Honestly, I’m a bit skeptical that AVs have even collectively attained the bar of “not worse than humans”, and the scenarios that they have been doing well in are hardly representative of the breadth of driving conditions that such vehicles would face if they were deployed nation-wide. I’ve yet to see anyone outside of a university research lab talking about solving the challenge of driving in weather conditions other than those that occur in Arizona and Southern California. (MIT is working on a solution that uses ground-penetrating radar to keep cars in their lane when the markings are either missing or covered in snow, but even that requires mapping literally every lane of every road in the country first to be 100% effective.)
Computers are already better than us at the things we’re bad at – paying attention, making snap decisions – but they have yet to get as good as us at the things we’re good at – object recognition, understanding human behavior, non-verbal communication. On top of this left turn problem, just this year there have been reports that GM’s Cruise program has problems with excessive braking because it’s throwing false positives all over the place – even treating road signs as potential obstructions. Uber notably killed someone a few months ago when their software failed in the opposite direction, rejecting the hardware’s detection of a pedestrian walking their bike across the street. Tesla’s autopilot lane-assisted someone straight into an interstate exit ramp’s crash barricade at speed. (Tesla, at Musk’s insistence, is also rejecting anything but visual-spectrum cameras in the development of its full AV platform, which is problematic given that said cameras have previously failed to notice things like semi trucks turning across the lane of travel.) This stuff simply is not ready for prime time, and probably won’t be for quite a while. Certainly not in the 5 years being promised by the luminaries in Silicon Valley. We might have fully-qualified AV packages that will work on the interstate by then, but certainly not fleets of them crawling around city streets.
Of course, I’m also hesitant to embrace a driverless car future that simply swaps human drivers with computers, because it does nothing to address the fundamental underlying problem that our cities are built around cars to the exclusion of pretty much every other form of transit. While we’re probably never going to completely eliminate personal point-to-point vehicular transportation, I don’t see any reason to further entrench it.

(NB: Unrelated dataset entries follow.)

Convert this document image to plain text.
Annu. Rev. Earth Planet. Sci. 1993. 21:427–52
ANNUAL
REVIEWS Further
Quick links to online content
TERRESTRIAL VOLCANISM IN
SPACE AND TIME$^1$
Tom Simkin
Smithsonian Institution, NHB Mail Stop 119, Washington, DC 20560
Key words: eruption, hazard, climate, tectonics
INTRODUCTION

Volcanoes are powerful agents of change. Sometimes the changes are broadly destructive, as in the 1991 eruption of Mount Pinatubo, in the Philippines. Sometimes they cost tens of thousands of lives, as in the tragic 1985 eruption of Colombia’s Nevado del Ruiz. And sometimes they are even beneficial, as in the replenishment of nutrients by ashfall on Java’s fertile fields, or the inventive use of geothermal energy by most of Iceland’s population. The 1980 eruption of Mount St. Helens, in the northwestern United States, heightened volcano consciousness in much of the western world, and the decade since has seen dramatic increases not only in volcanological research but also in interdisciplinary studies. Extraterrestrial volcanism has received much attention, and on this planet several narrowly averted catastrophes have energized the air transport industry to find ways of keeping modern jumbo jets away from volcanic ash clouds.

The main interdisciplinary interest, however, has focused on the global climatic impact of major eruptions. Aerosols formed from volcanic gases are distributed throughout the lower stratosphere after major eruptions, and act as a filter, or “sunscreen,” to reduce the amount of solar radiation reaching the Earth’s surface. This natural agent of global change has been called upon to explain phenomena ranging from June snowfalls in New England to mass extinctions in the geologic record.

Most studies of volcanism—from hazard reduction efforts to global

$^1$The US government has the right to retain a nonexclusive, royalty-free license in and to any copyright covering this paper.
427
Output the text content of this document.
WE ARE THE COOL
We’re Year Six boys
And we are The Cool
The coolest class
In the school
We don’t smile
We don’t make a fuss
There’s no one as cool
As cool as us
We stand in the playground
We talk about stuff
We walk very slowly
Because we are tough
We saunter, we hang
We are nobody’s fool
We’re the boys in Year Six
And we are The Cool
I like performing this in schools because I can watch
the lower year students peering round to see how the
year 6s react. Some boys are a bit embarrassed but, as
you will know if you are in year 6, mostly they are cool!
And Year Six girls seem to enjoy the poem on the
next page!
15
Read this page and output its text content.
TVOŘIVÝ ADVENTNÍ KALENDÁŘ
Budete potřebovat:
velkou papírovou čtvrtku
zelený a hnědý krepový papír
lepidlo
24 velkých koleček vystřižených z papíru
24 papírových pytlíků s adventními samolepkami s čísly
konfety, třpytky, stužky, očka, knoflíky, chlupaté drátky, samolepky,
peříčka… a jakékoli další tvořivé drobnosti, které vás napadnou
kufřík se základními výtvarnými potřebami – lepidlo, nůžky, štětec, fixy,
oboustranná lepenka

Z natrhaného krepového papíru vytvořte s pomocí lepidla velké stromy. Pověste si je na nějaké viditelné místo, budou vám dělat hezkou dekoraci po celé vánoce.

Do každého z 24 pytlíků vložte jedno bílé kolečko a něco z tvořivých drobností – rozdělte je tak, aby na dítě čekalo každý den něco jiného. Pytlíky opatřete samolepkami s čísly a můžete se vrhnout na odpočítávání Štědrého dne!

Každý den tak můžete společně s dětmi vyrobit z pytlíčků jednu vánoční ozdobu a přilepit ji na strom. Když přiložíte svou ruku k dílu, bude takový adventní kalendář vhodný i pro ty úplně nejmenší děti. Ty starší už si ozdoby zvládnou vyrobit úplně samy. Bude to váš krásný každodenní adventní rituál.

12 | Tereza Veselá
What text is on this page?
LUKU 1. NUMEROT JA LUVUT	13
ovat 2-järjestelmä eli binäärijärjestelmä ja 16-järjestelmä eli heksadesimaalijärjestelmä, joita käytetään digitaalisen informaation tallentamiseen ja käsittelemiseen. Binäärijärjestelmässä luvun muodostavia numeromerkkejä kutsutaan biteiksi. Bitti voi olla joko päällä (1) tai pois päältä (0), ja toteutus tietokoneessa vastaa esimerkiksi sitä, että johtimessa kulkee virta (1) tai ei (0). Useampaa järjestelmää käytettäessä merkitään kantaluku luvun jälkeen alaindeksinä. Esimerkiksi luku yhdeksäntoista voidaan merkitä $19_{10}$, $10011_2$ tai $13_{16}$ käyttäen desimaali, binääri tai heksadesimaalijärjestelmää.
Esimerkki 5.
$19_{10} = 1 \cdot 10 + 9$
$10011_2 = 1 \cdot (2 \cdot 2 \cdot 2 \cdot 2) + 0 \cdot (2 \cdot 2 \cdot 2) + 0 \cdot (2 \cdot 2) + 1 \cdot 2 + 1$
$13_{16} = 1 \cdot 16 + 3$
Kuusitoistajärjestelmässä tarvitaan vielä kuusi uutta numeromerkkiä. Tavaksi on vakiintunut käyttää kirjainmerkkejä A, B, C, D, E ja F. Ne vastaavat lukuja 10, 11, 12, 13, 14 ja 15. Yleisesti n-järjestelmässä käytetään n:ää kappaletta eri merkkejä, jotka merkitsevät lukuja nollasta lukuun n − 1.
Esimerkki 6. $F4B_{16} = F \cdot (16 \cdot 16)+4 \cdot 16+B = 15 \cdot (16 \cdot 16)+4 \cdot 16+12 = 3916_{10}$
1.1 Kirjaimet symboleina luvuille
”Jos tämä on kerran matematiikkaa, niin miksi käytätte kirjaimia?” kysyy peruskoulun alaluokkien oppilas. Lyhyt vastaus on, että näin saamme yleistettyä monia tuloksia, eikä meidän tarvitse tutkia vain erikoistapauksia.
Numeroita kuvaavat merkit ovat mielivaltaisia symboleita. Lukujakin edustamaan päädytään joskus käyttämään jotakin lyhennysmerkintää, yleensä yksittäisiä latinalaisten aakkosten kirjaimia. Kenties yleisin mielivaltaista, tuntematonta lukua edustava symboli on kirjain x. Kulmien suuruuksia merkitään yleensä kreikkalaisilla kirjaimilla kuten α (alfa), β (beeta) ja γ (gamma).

I also worry about how well AVs will play with more aggressive forms of traffic-calming, like greenways and other mixed-use roads where the whole point is to eliminate separations between vehicles and pedestrians, encouraging drivers to pay more attention and slow the eff down. It’s hard enough to ask an AI (or, more accurately, a black box of probabilistic algorithms that nobody really understands the inner workings of) to predict pedestrian behavior when they’re “safely contained” on the sidewalk and crosswalks. If AVs can’t be relied on to navigate these spaces safely and effectively, what will the response be? Given the history of car supremacy in this country’s transportation planning, I worry that broadly-deployed not-good-enough AV technology will only undo the limited progress being made to reclaim streets for other forms of transportation, as planners seek to “protect” pedestrians and cyclists.